Concern over 'chemsex' grows as Covid-19 shuts Thailand's LGBT+ bars
Beam, a gay sex worker, used to go to a "chemsex" party about once a month before the coronavirus pandemic shut Thailand's bars and clubs. But since then, the drug-fuelled gatherings have become much more frequent.
As Thailand grapples with a third Covid-19 wave, campaigners are warning of the health risks posed by an apparent increase in chemsex - where mainly gay and bisexual men meet to take drugs such as crystal meth or GHB and unprotected sex is common.
Beam, 34, who also works as a porn actor and regularly meets his clients at the parties, said changes to people's working routines under lockdown had made the gatherings more popular.
"It's now a golden opportunity for partygoers," Beam, who asked not to give his full name to protect his identity, told the Thomson Reuters Foundation.
Chemsex users are at risk of drug addiction or overdoses, as well as mental health problems, campaigners said, and Thai media have recently carried reports about chemsex-related violence including physical assault.
As in other parts of the world, where authorities have voiced concern over the phenomenon, the parties are widely advertised on Twitter and gay dating apps like Blued and Grindr.
At Bangkok Rainbow Organization, an LGBT+ NGO, the president, Nikorn Chimkong, said chemsex was "now a new normal" and that the trend was evident in an increase in inquiries about the pre-exposure prophylaxis (PrEP) anti-HIV drug.
He said about 30 or 40 people per month contact the group every month nowadays to ask about the drug, a once-daily pill that protects people from becoming infected with the virus.
That compares to less than 10 before the pandemic, with the majority taking the pills before chemsex parties, he said.
LACK OF SUPPORT
Three current and former chemsex partygoers, and experts supporting users, said Thai public health providers lack the knowledge needed to support those seeking help for chemsex use.
Elsewhere in Asia, too, there are no harm reduction programmes that simultaneously address the risk of drug use and the sexual activity of gay and bisexual men and transgender women, found a recent report by APCOM, a health advocacy group for gay and bi men.
In Europe, where surveys in Britain, Spain and the Netherlands have found that 30-45% of gay and bi men have engaged in chemsex at least once, doctors warned in 2019 that the practice was refuelling epidemics of HIV in urban areas.
Earlier this year, Britain increased penalties for GHB following two high-profile trials, one of which detailed the drug's use in the rape of almost 50 men.
In Thailand, where gay sex and drug use is widely frowned upon, people who want support for chemsex issues are often reluctant to seek help for fear of being stigmatised, campaigners said.
"There are very few service providers that make users feel like they are another human being," said Midnight Poonkasetwattana, APCOM executive director.
"These are the groups that we must provide services for in order to reduce their risks of HIV."
One place that does offer help is KRUBB Bangkok, a gay social club and community centre, which opened about nine months ago and provides chemsex counselling services for gay men.
Sergeant Shaowpicha Techo, a psychologist at a Bangkok health centre who also sees patients at KRUBB, said he was seeing up to a dozen patients per week compared with one or two before the pandemic.

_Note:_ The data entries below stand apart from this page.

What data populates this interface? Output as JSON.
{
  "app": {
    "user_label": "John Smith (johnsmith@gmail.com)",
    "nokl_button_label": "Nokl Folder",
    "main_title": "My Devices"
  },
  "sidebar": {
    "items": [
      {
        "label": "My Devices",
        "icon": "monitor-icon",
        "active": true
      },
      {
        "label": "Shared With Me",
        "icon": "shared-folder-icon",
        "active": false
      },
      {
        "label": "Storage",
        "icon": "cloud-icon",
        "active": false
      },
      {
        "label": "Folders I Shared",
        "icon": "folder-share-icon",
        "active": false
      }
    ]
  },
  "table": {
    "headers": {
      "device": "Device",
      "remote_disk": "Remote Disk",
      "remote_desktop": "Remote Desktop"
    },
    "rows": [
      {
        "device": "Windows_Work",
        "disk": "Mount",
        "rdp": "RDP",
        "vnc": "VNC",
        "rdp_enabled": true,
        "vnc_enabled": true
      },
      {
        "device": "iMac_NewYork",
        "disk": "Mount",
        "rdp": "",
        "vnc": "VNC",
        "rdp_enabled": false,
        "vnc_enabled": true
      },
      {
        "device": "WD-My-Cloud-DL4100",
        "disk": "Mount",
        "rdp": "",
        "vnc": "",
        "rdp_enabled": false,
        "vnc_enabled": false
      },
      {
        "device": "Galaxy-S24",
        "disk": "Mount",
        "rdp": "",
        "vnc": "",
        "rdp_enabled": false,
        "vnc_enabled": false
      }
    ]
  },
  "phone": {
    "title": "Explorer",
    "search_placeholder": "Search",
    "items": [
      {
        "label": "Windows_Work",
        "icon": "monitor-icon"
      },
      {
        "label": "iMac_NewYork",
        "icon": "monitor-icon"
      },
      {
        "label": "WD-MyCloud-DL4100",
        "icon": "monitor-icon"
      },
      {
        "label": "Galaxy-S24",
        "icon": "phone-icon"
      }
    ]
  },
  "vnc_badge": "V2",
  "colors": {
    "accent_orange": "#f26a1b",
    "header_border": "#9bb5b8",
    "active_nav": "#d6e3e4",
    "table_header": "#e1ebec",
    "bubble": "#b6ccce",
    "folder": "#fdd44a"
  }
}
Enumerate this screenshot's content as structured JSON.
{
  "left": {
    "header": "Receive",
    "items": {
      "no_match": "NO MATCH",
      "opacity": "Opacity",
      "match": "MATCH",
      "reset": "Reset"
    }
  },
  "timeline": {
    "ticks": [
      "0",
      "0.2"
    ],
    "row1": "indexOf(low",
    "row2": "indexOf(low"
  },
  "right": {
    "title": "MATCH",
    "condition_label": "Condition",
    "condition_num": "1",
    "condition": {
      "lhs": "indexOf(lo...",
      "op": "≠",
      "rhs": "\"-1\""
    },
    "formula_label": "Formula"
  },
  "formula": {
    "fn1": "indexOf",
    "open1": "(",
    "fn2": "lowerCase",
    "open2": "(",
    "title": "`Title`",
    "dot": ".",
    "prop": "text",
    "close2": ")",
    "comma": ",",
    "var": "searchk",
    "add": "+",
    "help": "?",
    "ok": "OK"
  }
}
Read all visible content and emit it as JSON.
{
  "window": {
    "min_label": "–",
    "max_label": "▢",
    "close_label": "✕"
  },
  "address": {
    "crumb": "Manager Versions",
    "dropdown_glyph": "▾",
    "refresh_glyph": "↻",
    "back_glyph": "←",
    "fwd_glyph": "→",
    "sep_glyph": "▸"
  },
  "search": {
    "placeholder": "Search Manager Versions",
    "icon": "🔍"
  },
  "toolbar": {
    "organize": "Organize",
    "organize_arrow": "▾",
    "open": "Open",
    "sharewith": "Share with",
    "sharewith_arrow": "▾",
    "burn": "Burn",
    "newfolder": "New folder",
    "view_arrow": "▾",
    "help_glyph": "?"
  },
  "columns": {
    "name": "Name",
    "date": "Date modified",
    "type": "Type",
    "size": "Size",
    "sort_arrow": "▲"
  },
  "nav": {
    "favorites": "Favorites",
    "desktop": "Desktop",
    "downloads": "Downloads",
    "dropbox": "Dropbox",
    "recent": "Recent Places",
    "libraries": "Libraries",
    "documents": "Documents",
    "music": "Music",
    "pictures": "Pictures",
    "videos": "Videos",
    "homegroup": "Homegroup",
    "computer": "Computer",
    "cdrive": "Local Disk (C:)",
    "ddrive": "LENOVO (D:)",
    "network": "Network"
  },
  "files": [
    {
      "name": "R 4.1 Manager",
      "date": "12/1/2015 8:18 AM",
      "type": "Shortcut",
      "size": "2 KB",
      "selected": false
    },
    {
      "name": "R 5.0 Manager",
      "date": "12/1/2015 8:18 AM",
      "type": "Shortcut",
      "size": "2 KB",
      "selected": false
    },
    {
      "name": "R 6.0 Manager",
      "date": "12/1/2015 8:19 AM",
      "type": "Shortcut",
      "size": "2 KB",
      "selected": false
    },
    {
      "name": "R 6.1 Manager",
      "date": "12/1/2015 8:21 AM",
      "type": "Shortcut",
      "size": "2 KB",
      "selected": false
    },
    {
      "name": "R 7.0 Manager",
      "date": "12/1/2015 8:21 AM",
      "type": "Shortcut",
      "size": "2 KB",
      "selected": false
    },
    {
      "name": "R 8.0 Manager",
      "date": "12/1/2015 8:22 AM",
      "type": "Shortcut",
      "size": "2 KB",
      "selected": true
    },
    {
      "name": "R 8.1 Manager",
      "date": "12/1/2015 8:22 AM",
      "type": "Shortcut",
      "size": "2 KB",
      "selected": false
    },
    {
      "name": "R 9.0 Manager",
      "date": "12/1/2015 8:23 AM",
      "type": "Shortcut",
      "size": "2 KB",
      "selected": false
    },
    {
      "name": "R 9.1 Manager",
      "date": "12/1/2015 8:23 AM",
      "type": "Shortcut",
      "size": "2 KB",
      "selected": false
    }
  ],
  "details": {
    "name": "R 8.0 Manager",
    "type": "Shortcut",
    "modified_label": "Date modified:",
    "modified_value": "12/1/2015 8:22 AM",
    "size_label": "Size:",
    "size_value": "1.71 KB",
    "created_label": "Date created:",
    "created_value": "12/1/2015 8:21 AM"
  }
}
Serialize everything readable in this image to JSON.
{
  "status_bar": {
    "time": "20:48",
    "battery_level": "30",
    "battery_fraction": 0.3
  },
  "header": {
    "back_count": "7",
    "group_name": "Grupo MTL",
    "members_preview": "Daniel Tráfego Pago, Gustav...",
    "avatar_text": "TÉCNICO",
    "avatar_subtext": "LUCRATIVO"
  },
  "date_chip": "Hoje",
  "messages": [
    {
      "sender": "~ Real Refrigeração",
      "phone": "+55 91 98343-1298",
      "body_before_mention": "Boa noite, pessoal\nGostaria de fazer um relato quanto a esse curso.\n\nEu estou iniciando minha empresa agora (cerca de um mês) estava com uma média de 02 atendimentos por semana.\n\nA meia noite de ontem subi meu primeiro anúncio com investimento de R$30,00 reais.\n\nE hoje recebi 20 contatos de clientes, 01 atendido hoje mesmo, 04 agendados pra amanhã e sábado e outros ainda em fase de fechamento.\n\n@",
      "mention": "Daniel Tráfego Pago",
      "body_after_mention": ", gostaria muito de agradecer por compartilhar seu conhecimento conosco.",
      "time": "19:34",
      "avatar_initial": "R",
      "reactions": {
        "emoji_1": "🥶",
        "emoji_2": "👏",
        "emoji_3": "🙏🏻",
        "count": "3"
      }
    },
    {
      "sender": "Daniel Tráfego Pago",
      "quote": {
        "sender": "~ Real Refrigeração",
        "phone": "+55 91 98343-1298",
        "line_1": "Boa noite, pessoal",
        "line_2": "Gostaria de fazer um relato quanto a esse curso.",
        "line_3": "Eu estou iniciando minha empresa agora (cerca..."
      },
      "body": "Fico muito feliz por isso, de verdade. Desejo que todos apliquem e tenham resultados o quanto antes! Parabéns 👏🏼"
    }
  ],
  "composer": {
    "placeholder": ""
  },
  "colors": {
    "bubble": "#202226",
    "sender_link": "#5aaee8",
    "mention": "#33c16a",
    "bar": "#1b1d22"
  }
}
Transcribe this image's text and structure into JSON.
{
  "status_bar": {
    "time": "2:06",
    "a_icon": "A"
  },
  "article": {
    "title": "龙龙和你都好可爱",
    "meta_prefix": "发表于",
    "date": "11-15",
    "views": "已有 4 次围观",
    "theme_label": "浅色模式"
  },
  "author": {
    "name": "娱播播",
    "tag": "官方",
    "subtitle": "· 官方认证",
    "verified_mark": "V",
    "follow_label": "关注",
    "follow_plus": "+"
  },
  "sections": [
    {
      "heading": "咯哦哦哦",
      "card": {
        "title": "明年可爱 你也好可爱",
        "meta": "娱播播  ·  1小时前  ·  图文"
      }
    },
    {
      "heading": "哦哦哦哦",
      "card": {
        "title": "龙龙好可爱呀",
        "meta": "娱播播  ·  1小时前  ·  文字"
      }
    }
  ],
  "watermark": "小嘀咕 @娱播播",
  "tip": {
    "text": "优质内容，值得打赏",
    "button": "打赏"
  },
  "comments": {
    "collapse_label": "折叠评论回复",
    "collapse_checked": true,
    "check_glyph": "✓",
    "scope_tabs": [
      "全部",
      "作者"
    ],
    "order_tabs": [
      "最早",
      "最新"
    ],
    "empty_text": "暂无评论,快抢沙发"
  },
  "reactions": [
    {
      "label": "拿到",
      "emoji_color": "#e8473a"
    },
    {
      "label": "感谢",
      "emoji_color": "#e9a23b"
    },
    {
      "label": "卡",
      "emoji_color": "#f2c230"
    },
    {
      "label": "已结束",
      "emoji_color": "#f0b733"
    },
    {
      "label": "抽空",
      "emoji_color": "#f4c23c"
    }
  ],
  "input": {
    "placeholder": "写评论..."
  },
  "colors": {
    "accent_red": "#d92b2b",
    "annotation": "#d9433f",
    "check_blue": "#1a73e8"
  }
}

Thailand does not have official statistics on chemsex, but the Bangkok Metropolitan Administration said up to 90% of gay and bisexual men who have used their healthcare services have experimented with chemsex. Most are aged between 20 and 40.
Anggoon Patarakorn, deputy director of the government's Princess Mother National Institute on Drug Abuse Treatment, said he had not noticed a surge in chemsex during the pandemic, but acknowledged officials did not yet have expertise on the issue.
"We're not giving special priority (to this group) at this time, but we may focus on them more in the future," he said.
The Royal Thai Police's anti-narcotics bureau declined to comment.
News reports of assaults and fatal overdoses at chemsex parties prompted a group of campaigners to form a network called Safety Net in June last year to support chemsex users.
Aiming to raise awareness among government officials and health workers, it is also working on a first aid handbook for users including advice on what to do if someone overdoses.
Arthur, a 32-year-old actor and model who asked to be identified only by his nickname, has had less work during the pandemic and said he had been attending chemsex parties more often as a result.
But the regular drug use took a toll on his mental health and he is now seeking treatment and helping Safety Net.
"I have hurt myself (from cutting) and attempted suicide many times in the past," he said. "About five of my friends have died from drugs ... and now I want to help other people."